Madame Natasha tem horror ao uso de expressões que não querem dizer nada e, com um significado vago, destinam-se a empulhar a plateia, complicando a conversa. Dor de cabeça vira cefaleia.

A doutora Dilma louvou duas operações militares e policiais que fazem parte do "Plano Estratégico de Fronteiras". Outro dia, ao justificar o perdão de uma dívida de US$ 900 milhões de cleptocratas africanos disse que "o engajamento com a África tem um sentido estratégico.". A Presidência da República, assim como diversos governos estaduais, tem uma Secretaria de Assuntos Estratégicos. Quase todos os ministérios têm programas de "gestão estratégica" e o do Planejamento oferece o software Geplanes, destinado a "monitorar o desempenho dos objetivos estratégicos."

Trata-se de puro blábláblá, destinado a confeitar promessas ou, na melhor das hipóteses, desejos.

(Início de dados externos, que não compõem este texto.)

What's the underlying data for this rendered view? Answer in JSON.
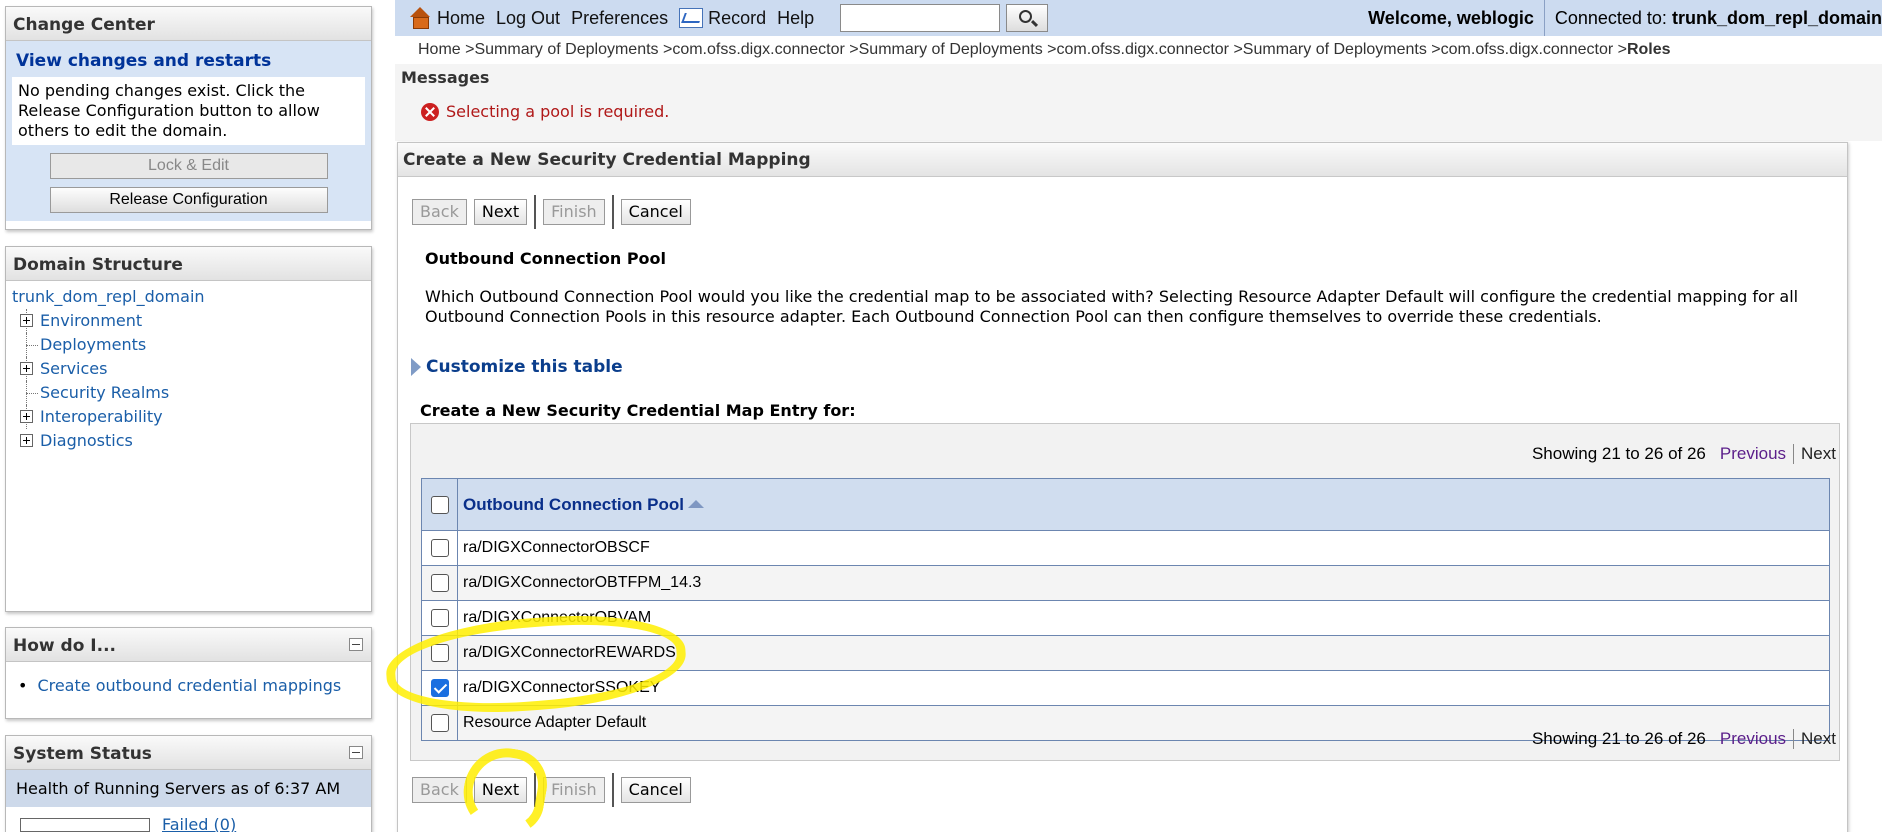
{
  "change_center": {
    "title": "Change Center",
    "subtitle": "View changes and restarts",
    "message": "No pending changes exist. Click the Release Configuration button to allow others to edit the domain.",
    "lock_edit_label": "Lock & Edit",
    "release_label": "Release Configuration"
  },
  "domain_structure": {
    "title": "Domain Structure",
    "root": "trunk_dom_repl_domain",
    "items": [
      {
        "label": "Environment",
        "expandable": true
      },
      {
        "label": "Deployments",
        "expandable": false
      },
      {
        "label": "Services",
        "expandable": true
      },
      {
        "label": "Security Realms",
        "expandable": false
      },
      {
        "label": "Interoperability",
        "expandable": true
      },
      {
        "label": "Diagnostics",
        "expandable": true
      }
    ]
  },
  "how_do_i": {
    "title": "How do I...",
    "items": [
      "Create outbound credential mappings"
    ]
  },
  "system_status": {
    "title": "System Status",
    "health_label": "Health of Running Servers as of  6:37 AM",
    "failed_label": "Failed (0)"
  },
  "topbar": {
    "home": "Home",
    "logout": "Log Out",
    "preferences": "Preferences",
    "record": "Record",
    "help": "Help",
    "search_value": "",
    "welcome": "Welcome, weblogic",
    "connected_prefix": "Connected to:",
    "connected_domain": "trunk_dom_repl_domain"
  },
  "breadcrumb": {
    "path": "Home >Summary of Deployments >com.ofss.digx.connector >Summary of Deployments >com.ofss.digx.connector >Summary of Deployments >com.ofss.digx.connector >",
    "current": "Roles"
  },
  "messages": {
    "title": "Messages",
    "error": "Selecting a pool is required."
  },
  "form": {
    "title": "Create a New Security Credential Mapping",
    "back": "Back",
    "next": "Next",
    "finish": "Finish",
    "cancel": "Cancel",
    "section_title": "Outbound Connection Pool",
    "section_desc": "Which Outbound Connection Pool would you like the credential map to be associated with? Selecting Resource Adapter Default will configure the credential mapping for all Outbound Connection Pools in this resource adapter. Each Outbound Connection Pool can then configure themselves to override these credentials.",
    "customize": "Customize this table",
    "table_title": "Create a New Security Credential Map Entry for:"
  },
  "table": {
    "showing": "Showing 21 to 26 of 26",
    "previous": "Previous",
    "next": "Next",
    "column": "Outbound Connection Pool",
    "rows": [
      {
        "name": "ra/DIGXConnectorOBSCF",
        "checked": false
      },
      {
        "name": "ra/DIGXConnectorOBTFPM_14.3",
        "checked": false
      },
      {
        "name": "ra/DIGXConnectorOBVAM",
        "checked": false
      },
      {
        "name": "ra/DIGXConnectorREWARDS",
        "checked": false
      },
      {
        "name": "ra/DIGXConnectorSSOKEY",
        "checked": true
      },
      {
        "name": "Resource Adapter Default",
        "checked": false
      }
    ]
  },
  "colors": {
    "accent": "#003399",
    "highlight": "#ffee00",
    "error": "#b01818"
  }
}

Dizer que a economia brasileira crescerá 4% num determinado ano nada tem de enunciado estratégico. É apenas um objetivo, quando não, pura mentira. A empolação destina-se apenas a envernizar o comissário que anuncia o rio de mel.

Em 1812, o marechal russo Kutusov enfureceu seus generais porque a certa altura deixou Napoleão Bonaparte escapulir com suas tropas. Por mais que detestasse o Corso, achava que a destruição de seu exército e sua eventual captura favoreceriam os interesses da Inglaterra. Preferiu fritá-lo, deixando que chegasse a Paris, onde os franceses forçaram-no a abdicar e um príncipe russo ocupou a cidade. Kutusov tomou uma decisão estratégica.

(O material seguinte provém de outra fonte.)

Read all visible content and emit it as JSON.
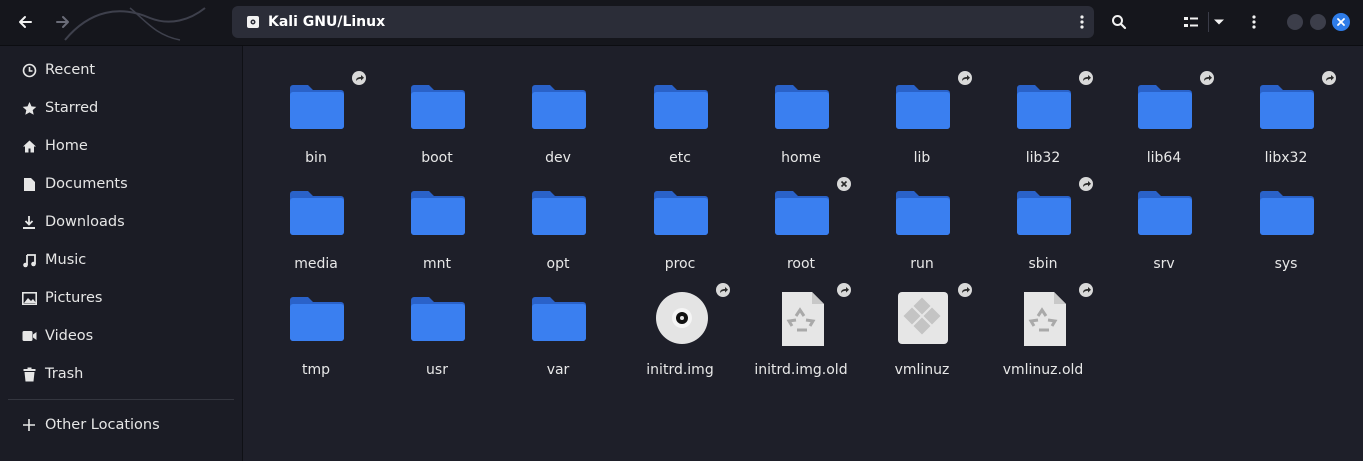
{
  "header": {
    "location": "Kali GNU/Linux"
  },
  "sidebar": {
    "items": [
      {
        "label": "Recent",
        "icon": "clock-icon"
      },
      {
        "label": "Starred",
        "icon": "star-icon"
      },
      {
        "label": "Home",
        "icon": "home-icon"
      },
      {
        "label": "Documents",
        "icon": "document-icon"
      },
      {
        "label": "Downloads",
        "icon": "download-icon"
      },
      {
        "label": "Music",
        "icon": "music-icon"
      },
      {
        "label": "Pictures",
        "icon": "picture-icon"
      },
      {
        "label": "Videos",
        "icon": "video-icon"
      }
    ],
    "trash": "Trash",
    "other_locations": "Other Locations"
  },
  "files": {
    "items": [
      {
        "name": "bin",
        "type": "folder",
        "emblem": "symlink"
      },
      {
        "name": "boot",
        "type": "folder",
        "emblem": ""
      },
      {
        "name": "dev",
        "type": "folder",
        "emblem": ""
      },
      {
        "name": "etc",
        "type": "folder",
        "emblem": ""
      },
      {
        "name": "home",
        "type": "folder",
        "emblem": ""
      },
      {
        "name": "lib",
        "type": "folder",
        "emblem": "symlink"
      },
      {
        "name": "lib32",
        "type": "folder",
        "emblem": "symlink"
      },
      {
        "name": "lib64",
        "type": "folder",
        "emblem": "symlink"
      },
      {
        "name": "libx32",
        "type": "folder",
        "emblem": "symlink"
      },
      {
        "name": "media",
        "type": "folder",
        "emblem": ""
      },
      {
        "name": "mnt",
        "type": "folder",
        "emblem": ""
      },
      {
        "name": "opt",
        "type": "folder",
        "emblem": ""
      },
      {
        "name": "proc",
        "type": "folder",
        "emblem": ""
      },
      {
        "name": "root",
        "type": "folder",
        "emblem": "unreadable"
      },
      {
        "name": "run",
        "type": "folder",
        "emblem": ""
      },
      {
        "name": "sbin",
        "type": "folder",
        "emblem": "symlink"
      },
      {
        "name": "srv",
        "type": "folder",
        "emblem": ""
      },
      {
        "name": "sys",
        "type": "folder",
        "emblem": ""
      },
      {
        "name": "tmp",
        "type": "folder",
        "emblem": ""
      },
      {
        "name": "usr",
        "type": "folder",
        "emblem": ""
      },
      {
        "name": "var",
        "type": "folder",
        "emblem": ""
      },
      {
        "name": "initrd.img",
        "type": "disc",
        "emblem": "symlink"
      },
      {
        "name": "initrd.img.old",
        "type": "recycle",
        "emblem": "symlink"
      },
      {
        "name": "vmlinuz",
        "type": "binary",
        "emblem": "symlink"
      },
      {
        "name": "vmlinuz.old",
        "type": "recycle",
        "emblem": "symlink"
      }
    ]
  },
  "colors": {
    "folder": "#3a7ff0",
    "folder_tab": "#2a62c9",
    "accent": "#2e7ce8",
    "background": "#1e1f29",
    "sidebar": "#1b1c25"
  }
}
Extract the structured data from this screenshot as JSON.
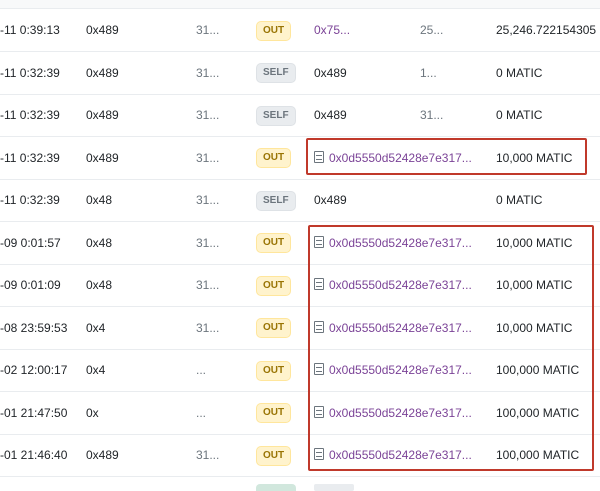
{
  "rows": [
    {
      "age": "-11 0:39:13",
      "from": "0x489",
      "block": "31...",
      "method": "OUT",
      "method_kind": "out",
      "to": "0x75...",
      "to_kind": "link",
      "to_contract": false,
      "mid": "25...",
      "value": "25,246.722154305"
    },
    {
      "age": "-11 0:32:39",
      "from": "0x489",
      "block": "31...",
      "method": "SELF",
      "method_kind": "self",
      "to": "0x489",
      "to_kind": "plain",
      "to_contract": false,
      "mid": "1...",
      "value": "0 MATIC"
    },
    {
      "age": "-11 0:32:39",
      "from": "0x489",
      "block": "31...",
      "method": "SELF",
      "method_kind": "self",
      "to": "0x489",
      "to_kind": "plain",
      "to_contract": false,
      "mid": "31...",
      "value": "0 MATIC"
    },
    {
      "age": "-11 0:32:39",
      "from": "0x489",
      "block": "31...",
      "method": "OUT",
      "method_kind": "out",
      "to": "0x0d5550d52428e7e317...",
      "to_kind": "link",
      "to_contract": true,
      "mid": "",
      "value": "10,000 MATIC"
    },
    {
      "age": "-11 0:32:39",
      "from": "0x48",
      "block": "31...",
      "method": "SELF",
      "method_kind": "self",
      "to": "0x489",
      "to_kind": "plain",
      "to_contract": false,
      "mid": "",
      "value": "0 MATIC"
    },
    {
      "age": "-09 0:01:57",
      "from": "0x48",
      "block": "31...",
      "method": "OUT",
      "method_kind": "out",
      "to": "0x0d5550d52428e7e317...",
      "to_kind": "link",
      "to_contract": true,
      "mid": "",
      "value": "10,000 MATIC"
    },
    {
      "age": "-09 0:01:09",
      "from": "0x48",
      "block": "31...",
      "method": "OUT",
      "method_kind": "out",
      "to": "0x0d5550d52428e7e317...",
      "to_kind": "link",
      "to_contract": true,
      "mid": "",
      "value": "10,000 MATIC"
    },
    {
      "age": "-08 23:59:53",
      "from": "0x4",
      "block": "31...",
      "method": "OUT",
      "method_kind": "out",
      "to": "0x0d5550d52428e7e317...",
      "to_kind": "link",
      "to_contract": true,
      "mid": "",
      "value": "10,000 MATIC"
    },
    {
      "age": "-02 12:00:17",
      "from": "0x4",
      "block": "...",
      "method": "OUT",
      "method_kind": "out",
      "to": "0x0d5550d52428e7e317...",
      "to_kind": "link",
      "to_contract": true,
      "mid": "",
      "value": "100,000 MATIC"
    },
    {
      "age": "-01 21:47:50",
      "from": "0x",
      "block": "...",
      "method": "OUT",
      "method_kind": "out",
      "to": "0x0d5550d52428e7e317...",
      "to_kind": "link",
      "to_contract": true,
      "mid": "",
      "value": "100,000 MATIC"
    },
    {
      "age": "-01 21:46:40",
      "from": "0x489",
      "block": "31...",
      "method": "OUT",
      "method_kind": "out",
      "to": "0x0d5550d52428e7e317...",
      "to_kind": "link",
      "to_contract": true,
      "mid": "",
      "value": "100,000 MATIC"
    }
  ],
  "icons": {
    "contract": "document-icon"
  },
  "colors": {
    "highlight": "#c0392b",
    "link": "#7b4397",
    "out_badge_bg": "#fff3cd",
    "self_badge_bg": "#e9ecef"
  }
}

Não se pode confundir esse tipo de conduta com coisas mais imediatistas. Por exemplo: quando ocupava uma diretoria da Caixa Econômica, o doutor Moreira Franco queria ser ministro e aceitou a Secretaria de Assuntos Estratégicos da Presidência. Pensava em coisa melhor. Em março passado tornou-se Secretário de Aviação Civil. Foi apenas astucioso.

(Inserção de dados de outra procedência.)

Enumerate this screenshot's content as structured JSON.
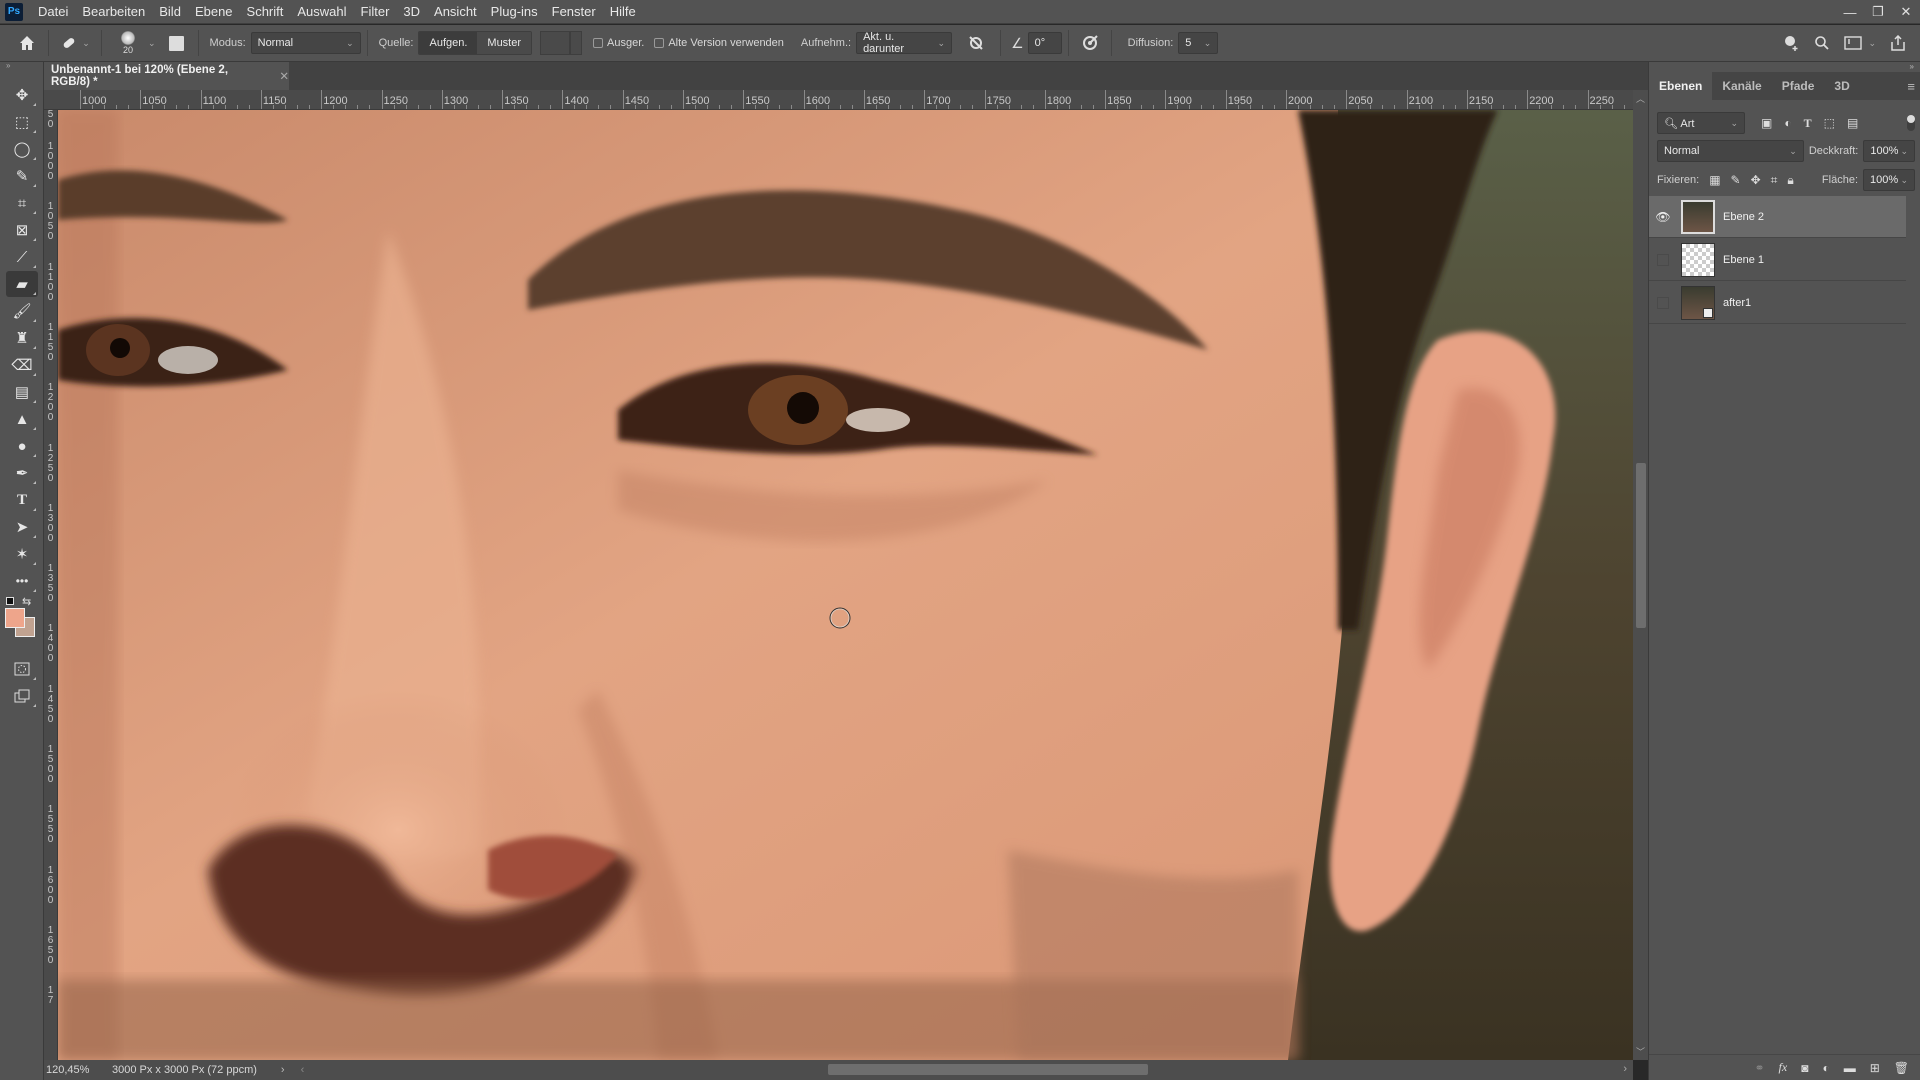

Juscelino Kubitschek jamais anunciou estratégias. O que ele apresentou ao país foi um "Plano de Metas". Eram trinta. Duplicou a produção de energia, aumentou em 70% o número de leitos em hospitais e, onde foi mal, incrementou em apenas 40% a produção agrícola. JK nunca disse que o apoio de seu governo ao colonialismo português na África era uma estratégia, pois era só oportunismo.

A diferença entre uma meta e um estratégia está no fato de que uma pode ser cobrada e a outra pode ser transferida para o próximo governo, a quem se acusará de ter abandonado um plano que tinha tudo para dar certo. O Trem-Bala Rio-São Paulo da doutora Dilma é considerado um projeto estratégico. Deveria ficar pronto para a Copa do Mundo, talvez um pouco depois. Seria inteiramente financiado pela iniciativa privada e custaria US$ 9 bilhões. Já custou à Viúva R$ 63,5 milhões, ainda não saiu do papel, mas já pariu uma estatal e terá os Correios como "sócio estratégico". Indo até Campinas, há transportecas que estimam seu custo em US$ 17,5 bilhões. Não há empreiteiro que fale em menos de US$ 25 bilhões. A conta? Irá quase toda para a Viúva. "Estratégia"? Apenas uma falsa promessa.

Madame Natasha não espera que se cumpram as promessas. Pede apenas que deixem o idioma em paz.